Raleigh, North Carolina (2004)

Client: State of North Carolina, State Property Office

Placemaking Plan for an area of Blount Street.

The Blount Street Neighborhood in downtown Raleigh is a significant historic neighborhood approximately 20 acres in size. The State of North Carolina owns a large amount of land in the area, and has found that rather than use it strictly for office space, it will be more valuable to the city as a redevelopment site. The area represents an opportunity to attract new residents, offices, and retail to a downtown mixed-use neighborhood.

Project for Public Spaces served on the Development Advisory Team that created redevelopment guidelines which will provide direction to perspective developers who will be purchasing the land from the state. HDR lead the advisory team, which also included John Milner Architects and Real Estate Research Consultants. The team worked with the City Planning Department to develop guidelines that reflect ideas from a process that revolved around market research efforts, a community-based “Placemaking” and real estate developer roundtables where the potential for redeveloping Blount Street was looked at through the eyes of the people who live and work there.

During the process, various stakeholders were requested to look at the “ground floor” of the potential neighborhood – streets, sidewalks, parks, buildings, vacant sites, and public spaces – and evaluate how they could invite greater interaction between people while fostering a healthier, more sociable and economically viable place. Stakeholders also presented the types of development and the character of the new infill they would like to see built.
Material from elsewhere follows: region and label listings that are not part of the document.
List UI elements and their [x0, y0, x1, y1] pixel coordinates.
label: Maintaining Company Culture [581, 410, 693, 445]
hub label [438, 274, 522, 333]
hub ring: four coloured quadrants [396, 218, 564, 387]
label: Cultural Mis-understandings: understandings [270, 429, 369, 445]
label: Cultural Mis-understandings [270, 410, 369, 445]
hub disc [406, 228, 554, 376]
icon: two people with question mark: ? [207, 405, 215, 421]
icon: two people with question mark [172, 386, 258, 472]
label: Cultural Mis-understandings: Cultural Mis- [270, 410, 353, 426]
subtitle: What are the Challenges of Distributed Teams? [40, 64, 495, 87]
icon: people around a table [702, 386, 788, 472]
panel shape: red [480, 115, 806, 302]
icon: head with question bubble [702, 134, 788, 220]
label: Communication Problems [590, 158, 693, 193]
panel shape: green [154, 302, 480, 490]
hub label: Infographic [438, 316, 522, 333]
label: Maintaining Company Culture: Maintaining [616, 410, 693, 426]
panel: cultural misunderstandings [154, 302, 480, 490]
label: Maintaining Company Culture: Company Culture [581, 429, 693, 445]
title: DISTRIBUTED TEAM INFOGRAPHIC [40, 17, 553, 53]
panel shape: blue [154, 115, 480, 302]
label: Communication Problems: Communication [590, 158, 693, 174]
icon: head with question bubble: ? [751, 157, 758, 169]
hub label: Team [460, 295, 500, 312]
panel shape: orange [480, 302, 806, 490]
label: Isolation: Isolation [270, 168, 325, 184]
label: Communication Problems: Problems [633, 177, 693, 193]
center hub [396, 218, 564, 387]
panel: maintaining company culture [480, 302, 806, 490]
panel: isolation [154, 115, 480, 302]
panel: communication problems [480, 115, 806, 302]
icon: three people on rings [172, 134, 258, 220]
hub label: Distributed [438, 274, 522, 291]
The team developed a set of guidelines that included:

  • General Guidelines overall redevelopment concepts;
  • FoR Guidelines for designated areas that have a common form and/or use;
  • Urban Area Guidelines to be applied to mixed-use, higher density areas
  • Historic Area Guidelines recommendations for the disposition and restoration of historic properties; and
  • Public Spaces Ideas for creating lively community places.

An aerial view of the Blount Street neighborhood.

The guidelines will allow Blount Street to become a mixed-use neighborhood where the former residences are restored and converted to predominately residential use, and the remainder of the land is developed primarily for residential purposes, including a mixture of single family and multifamily.